Шрифт:
Однажды Сережка прибежал из школы, хотел, как всегда, бросить свой портфель на диван и остановился… Там, укрытая двумя мохнатыми одеялами, лежала мама.
— Ты что, заболела? — оторопело спросил он.
Мама грустно кивнула головой.
— Доктор, Сережка, велел мне полежать несколько дней…
Сережка осторожно положил портфель на подлокотник, сунул шапку в карман и на цыпочках подошел к маме. Она была такая же, как всегда, красивая, только под глазами у нее будто провели жиденькими синими чернилами.
— Тебе что-нибудь надо?.. — пробормотал Сережа. Он помигал глазами, причем нос его сморщился, а верхняя губа нависла толстым треугольным козырьком.
Мама попросила убрать в комнате и сходить за Пеком в детский сад.
Сережка повесил пальто на вешалку в коридоре и принялся за свое непослушное одеяло. Оно, как всегда, морщилось, свешивалось одним концом до пола или задиралось так высоко, что под кроватью были видны и футбольный мячик, и коробка от старого «конструктора», и фанерный ящик, в котором папа прислал чучело чайки-хохотуньи, сушеного краба, и кусок стальной березы, крепкой, как камень. Сережка разглаживал одеяло, садился на бугры, чтобы они утрамбовались. Вконец рассердившись, он стащил одеяло на пол и только тут догадался, что причиной всех бед были скрученные в клубок простыни. Сережка стряхнул их, разровнял, стащил с ноги валенок, положил на пол носком вверх и, придерживая его одной рукой, начал спускать одеяло до носка. Потом отошел в сторонку — полюбовался. Край у одеяла был волнистый, но с этим уже можно было мириться. Сережка убрал со стола, подмел и пошел за Пеком.

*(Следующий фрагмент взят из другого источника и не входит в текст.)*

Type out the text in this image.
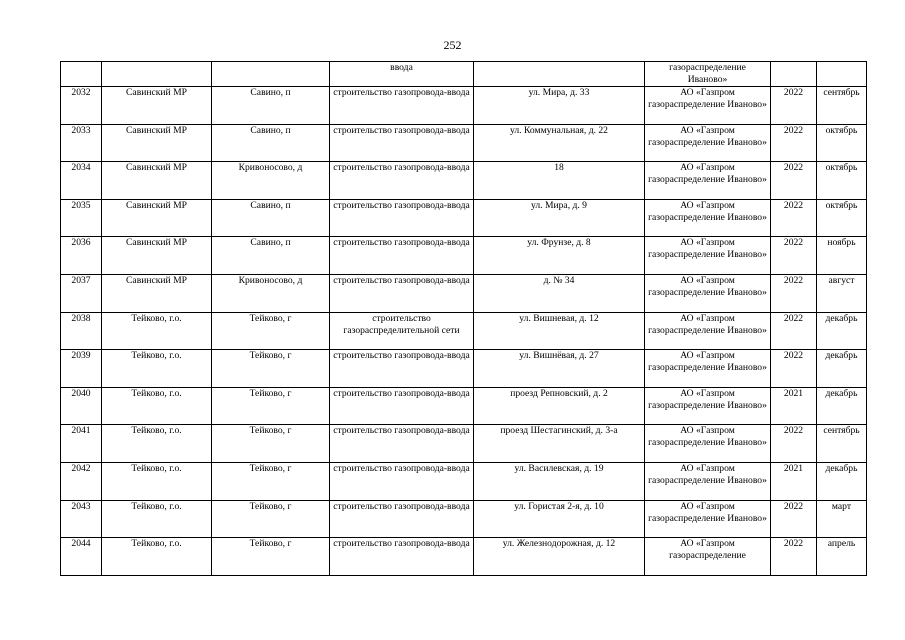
252
			ввода		газораспределение
Иваново»		
2032	Савинский МР	Савино, п	строительство газопровода-ввода	ул. Мира, д. 33	АО «Газпром газораспределение Иваново»	2022	сентябрь
2033	Савинский МР	Савино, п	строительство газопровода-ввода	ул. Коммунальная, д. 22	АО «Газпром газораспределение Иваново»	2022	октябрь
2034	Савинский МР	Кривоносово, д	строительство газопровода-ввода	18	АО «Газпром газораспределение Иваново»	2022	октябрь
2035	Савинский МР	Савино, п	строительство газопровода-ввода	ул. Мира, д. 9	АО «Газпром газораспределение Иваново»	2022	октябрь
2036	Савинский МР	Савино, п	строительство газопровода-ввода	ул. Фрунзе, д. 8	АО «Газпром газораспределение Иваново»	2022	ноябрь
2037	Савинский МР	Кривоносово, д	строительство газопровода-ввода	д. № 34	АО «Газпром газораспределение Иваново»	2022	август
2038	Тейково, г.о.	Тейково, г	строительство газораспределительной сети	ул. Вишневая, д. 12	АО «Газпром газораспределение Иваново»	2022	декабрь
2039	Тейково, г.о.	Тейково, г	строительство газопровода-ввода	ул. Вишнёвая, д. 27	АО «Газпром газораспределение Иваново»	2022	декабрь
2040	Тейково, г.о.	Тейково, г	строительство газопровода-ввода	проезд Репновский, д. 2	АО «Газпром газораспределение Иваново»	2021	декабрь
2041	Тейково, г.о.	Тейково, г	строительство газопровода-ввода	проезд Шестагинский, д. 3-а	АО «Газпром газораспределение Иваново»	2022	сентябрь
2042	Тейково, г.о.	Тейково, г	строительство газопровода-ввода	ул. Василевская, д. 19	АО «Газпром газораспределение Иваново»	2021	декабрь
2043	Тейково, г.о.	Тейково, г	строительство газопровода-ввода	ул. Гористая 2-я, д. 10	АО «Газпром газораспределение Иваново»	2022	март
2044	Тейково, г.о.	Тейково, г	строительство газопровода-ввода	ул. Железнодорожная, д. 12	АО «Газпром газораспределение	2022	апрель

— Ты не очень дома шуми… — наставлял он по дороге братишку, — и не мусори… Убирать за тобой некому.
Пек со всем соглашался, но, придя домой, прямо в галошах затопал к маминому изголовью. Сережка не стал его ругать, вздохнул, вытащил из-под шкафа полотерную щетку и, сердито сопя, стер следы. Потом он разогревал обед, мыл тарелки, делал уроки, а когда ложился спать, посмотрел в темноте на свои усталые руки и в горле у него что-то жалостливо защекотало. Мама закашлялась… Сережка насторожился, потом незаметно уснул, так и не успев пожалеть себя.
Сережка терпеливо, старательно хозяйничал. Утром убирал в комнате, поил маму и Пека чаем; Пек сидел дома, чтобы маме было веселей. После школы Сережка бегал в магазин, в булочную, но хуже всего обстояло с обедом, — брать его приходилось в столовой. Для этого соседка тетя Варя, работавшая с мамой на одном заводе, приспособила ребятам сетку-«авоську». Туда ставилась кастрюля, кастрюлька поменьше и, наконец, самая маленькая.

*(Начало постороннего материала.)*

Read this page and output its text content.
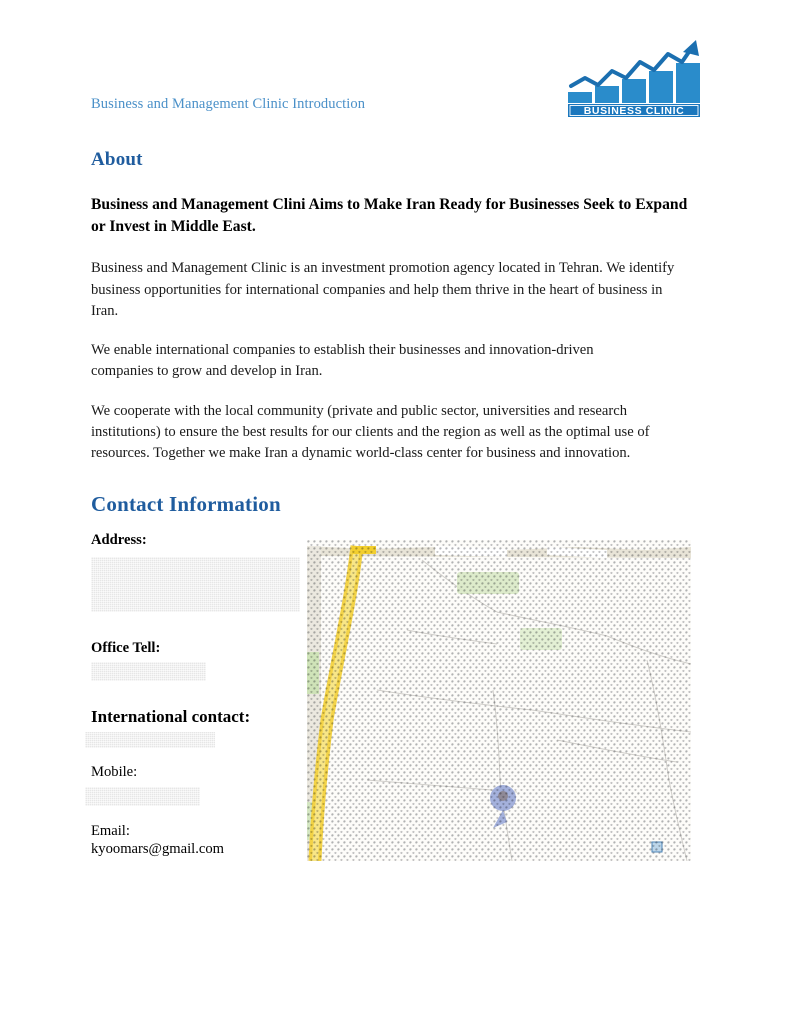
Business and Management Clinic Introduction	BUSINESS CLINIC
About

Business and Management Clini Aims to Make Iran Ready for Businesses Seek to Expand or Invest in Middle East.

Business and Management Clinic is an investment promotion agency located in Tehran. We identify business opportunities for international companies and help them thrive in the heart of business in Iran.

We enable international companies to establish their businesses and innovation-driven companies to grow and develop in Iran.

We cooperate with the local community (private and public sector, universities and research institutions) to ensure the best results for our clients and the region as well as the optimal use of resources. Together we make Iran a dynamic world-class center for business and innovation.

Contact Information
Address:
Office Tell:
International contact:
Mobile:
Email:
kyoomars@gmail.com
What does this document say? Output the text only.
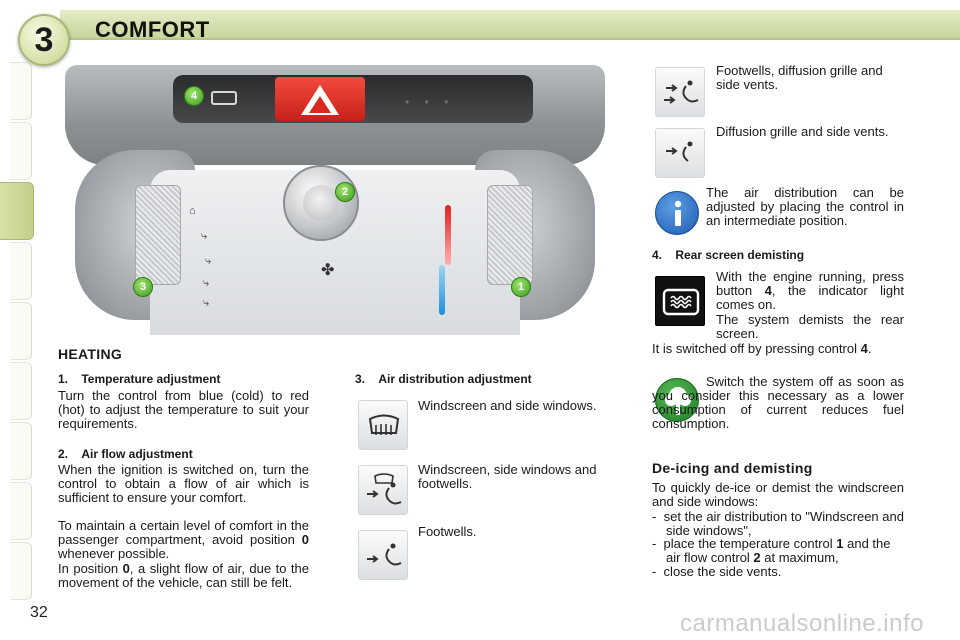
3	COMFORT
• • •
✤
⌂
⤷
⤷
⤷
⤷
4
2
3	1
HEATING
1.    Temperature adjustment
Turn the control from blue (cold) to red (hot) to adjust the temperature to suit your requirements.
2.    Air flow adjustment
When the ignition is switched on, turn the control to obtain a flow of air which is sufficient to ensure your comfort.
To maintain a certain level of comfort in the passenger compartment, avoid position 0 whenever possible.
In position 0, a slight flow of air, due to the movement of the vehicle, can still be felt.
3.    Air distribution adjustment
Windscreen and side windows.
Windscreen, side windows and footwells.
Footwells.
Footwells, diffusion grille and side vents.
Diffusion grille and side vents.
The air distribution can be adjusted by placing the control in an intermediate position.
4.    Rear screen demisting
With the engine running, press button 4, the indicator light comes on.
The system demists the rear screen.
It is switched off by pressing control 4.
Switch the system off as soon as you consider this necessary as a lower consumption of current reduces fuel consumption.
De-icing and demisting
To quickly de-ice or demist the windscreen and side windows:
-  set the air distribution to "Windscreen and side windows",
-  place the temperature control 1 and the air flow control 2 at maximum,
-  close the side vents.
32	carmanualsonline.info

В столовую Сережка ходил вместе с Пеком. Они оба изрядно растерялись, когда первый раз попали в шумный, заставленный столами зал. Долго топтались у порога, но, наконец, Сережка решился, взял Пека за руку и направился в дверь, откуда раздавалось шипенье, бульканье и выскакивали официантки с дымящимися подносами.
— Вы куда?… — тучей надвинулась на них широкая низенькая старушка с мокрой тряпкой и целой башней тарелок в руках. — Пошли, пошли…
— Директорша, наверно… — Пек дернул Сережку за хлястик. — Пойдем домой.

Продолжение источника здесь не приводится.